Earth Day was coming up, and I nodded and wrote it on my ever present little slip of paper so I wouldn’t forget. The editor wanted a shot of something that summed up the story of Earth Day – one image that would capture the meaning of the day.
I shrugged, nodded and headed out the door. Simple gig, I thought. Just find out where they’re planting the symbolic tree that will save the world from climate change and I can take the rest of Saturday off.
The morning of Earth Day was rainy, cold and windy, so I covered up the gear and headed out. Even with bad weather threatening, this shoot would be simple. About the time I got to Pack Square, the skies started clearing up. Taking this as an omen that it would be “walk in the park,” I started looking for the spot where the requisite tree planting would happen.
I ran into several vendors that were setting up their tents and asked where the Earth Day Tree Planting was to be held. They shrugged, said they had no idea and went back to putting their portable stores up. After roaming around a spell and asking everyone from the cop assigned to maintain crowd control to the guy putting up the port-a-potties to the guy making balloon animals, I finally found the co-coordinator of the event – a guy named Nick.
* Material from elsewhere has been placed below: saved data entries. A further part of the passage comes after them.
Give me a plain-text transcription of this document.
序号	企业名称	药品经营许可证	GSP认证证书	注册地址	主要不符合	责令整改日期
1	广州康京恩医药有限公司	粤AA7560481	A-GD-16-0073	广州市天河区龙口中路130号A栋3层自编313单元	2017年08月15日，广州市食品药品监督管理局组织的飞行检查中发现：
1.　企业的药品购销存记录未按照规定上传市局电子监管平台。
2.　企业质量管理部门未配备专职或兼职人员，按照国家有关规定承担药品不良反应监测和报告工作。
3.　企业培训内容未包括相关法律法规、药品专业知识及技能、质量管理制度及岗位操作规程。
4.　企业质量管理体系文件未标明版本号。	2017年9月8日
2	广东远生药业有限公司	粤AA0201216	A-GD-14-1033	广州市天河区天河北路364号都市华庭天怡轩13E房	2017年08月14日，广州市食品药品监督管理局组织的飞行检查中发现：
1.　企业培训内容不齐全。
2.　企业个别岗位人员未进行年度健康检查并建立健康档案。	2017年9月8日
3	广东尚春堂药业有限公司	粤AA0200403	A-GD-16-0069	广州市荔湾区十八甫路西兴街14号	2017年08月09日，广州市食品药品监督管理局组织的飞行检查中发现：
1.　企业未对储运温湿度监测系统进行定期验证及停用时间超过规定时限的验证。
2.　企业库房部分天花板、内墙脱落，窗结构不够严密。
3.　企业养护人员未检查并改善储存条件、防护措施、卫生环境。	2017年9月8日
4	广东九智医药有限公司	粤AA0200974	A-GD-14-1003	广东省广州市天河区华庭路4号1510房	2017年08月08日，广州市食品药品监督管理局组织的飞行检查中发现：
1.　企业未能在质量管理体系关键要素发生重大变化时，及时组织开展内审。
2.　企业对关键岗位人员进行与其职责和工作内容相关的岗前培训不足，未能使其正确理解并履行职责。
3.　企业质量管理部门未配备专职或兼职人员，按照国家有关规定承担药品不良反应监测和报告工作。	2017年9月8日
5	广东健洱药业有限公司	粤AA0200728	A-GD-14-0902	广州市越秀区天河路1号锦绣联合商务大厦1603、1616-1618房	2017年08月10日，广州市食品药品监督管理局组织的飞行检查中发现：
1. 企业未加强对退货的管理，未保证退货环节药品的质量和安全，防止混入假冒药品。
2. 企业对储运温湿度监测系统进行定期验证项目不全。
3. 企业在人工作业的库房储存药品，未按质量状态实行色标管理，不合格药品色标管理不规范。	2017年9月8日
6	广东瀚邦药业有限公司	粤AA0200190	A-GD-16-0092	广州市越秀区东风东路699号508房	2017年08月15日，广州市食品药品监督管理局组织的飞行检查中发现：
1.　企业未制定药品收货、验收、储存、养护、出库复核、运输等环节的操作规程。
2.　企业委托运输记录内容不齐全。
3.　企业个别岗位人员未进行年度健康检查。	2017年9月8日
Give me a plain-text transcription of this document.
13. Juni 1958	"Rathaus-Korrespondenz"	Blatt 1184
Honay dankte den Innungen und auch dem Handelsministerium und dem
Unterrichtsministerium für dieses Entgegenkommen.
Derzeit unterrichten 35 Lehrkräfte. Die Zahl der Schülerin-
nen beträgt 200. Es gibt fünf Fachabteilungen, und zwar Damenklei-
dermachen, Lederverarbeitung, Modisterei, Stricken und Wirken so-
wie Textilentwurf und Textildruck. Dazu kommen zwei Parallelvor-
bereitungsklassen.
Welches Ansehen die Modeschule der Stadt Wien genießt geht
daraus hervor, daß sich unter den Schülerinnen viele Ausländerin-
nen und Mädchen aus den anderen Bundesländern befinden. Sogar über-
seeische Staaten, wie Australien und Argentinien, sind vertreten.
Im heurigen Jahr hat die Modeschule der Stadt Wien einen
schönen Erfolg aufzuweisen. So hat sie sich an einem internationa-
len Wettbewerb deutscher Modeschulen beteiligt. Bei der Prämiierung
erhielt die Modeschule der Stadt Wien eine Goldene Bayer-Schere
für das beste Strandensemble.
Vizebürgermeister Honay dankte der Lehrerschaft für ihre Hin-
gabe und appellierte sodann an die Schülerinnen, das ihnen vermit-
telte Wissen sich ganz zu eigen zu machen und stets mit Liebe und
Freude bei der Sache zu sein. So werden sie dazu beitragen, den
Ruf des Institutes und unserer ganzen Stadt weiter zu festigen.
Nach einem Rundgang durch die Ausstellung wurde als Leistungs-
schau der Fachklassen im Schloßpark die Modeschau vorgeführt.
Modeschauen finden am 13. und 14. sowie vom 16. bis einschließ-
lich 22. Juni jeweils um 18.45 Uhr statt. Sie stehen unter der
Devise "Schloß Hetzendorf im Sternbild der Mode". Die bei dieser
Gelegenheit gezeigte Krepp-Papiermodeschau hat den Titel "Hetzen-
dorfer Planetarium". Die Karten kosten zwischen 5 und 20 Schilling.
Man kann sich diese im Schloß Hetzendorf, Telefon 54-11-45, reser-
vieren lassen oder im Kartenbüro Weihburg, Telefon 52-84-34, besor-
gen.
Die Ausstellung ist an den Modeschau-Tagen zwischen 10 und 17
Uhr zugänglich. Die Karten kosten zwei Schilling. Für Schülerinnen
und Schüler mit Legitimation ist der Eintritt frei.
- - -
I introduced myself and told him my assignment was to get just one shot of Earth Day that would capture the purpose of the event and waited for him to tell me where the tree planting would take place. He looked at me like I had just told him Toubob Krewe couldn’t sing tonight and I was the replacement. Then he shrugged and said there wasn’t a tree planting or any such ceremony scheduled.
When I told him I didn’t see what face painting, music, beer and a martial-arts demonstration had to do with saving the planet, and what was Asheville doing to help protect the earth today, he pointed to three cardboard containers marked compost, landfill and recycle. I knew he was wrong … There had to be a tree planting somewhere, so like Santiago in The Alchemist, I set off on my quest.
Across the street there was a bike rodeo for kids. Up by Vance Monument there were two vendors selling trinkets. Halfway down Pack Square there were kids breaking boards with their feet. There was face painting, beer selling and beer spilling, free pedometers, couples on the ground talking….everything but a tree planting.
Finally realizing that Earth Day in Asheville was more about celebration than saving the earth — even in a token way such as a tree planting — I dialed in my camera and started to document the way that I saw the event happening.
So that’s why I’m sitting here at my favorite table at Firestorm Café and Books reviewing the shots I got Saturday — jugglers, painters, funnel cakes, musicians — and contemplating what will probably be the shortest photojournalist gig in history. I couldn’t fulfill a simple request:
“Bring us back a photo that shows the purpose of Earth Day.”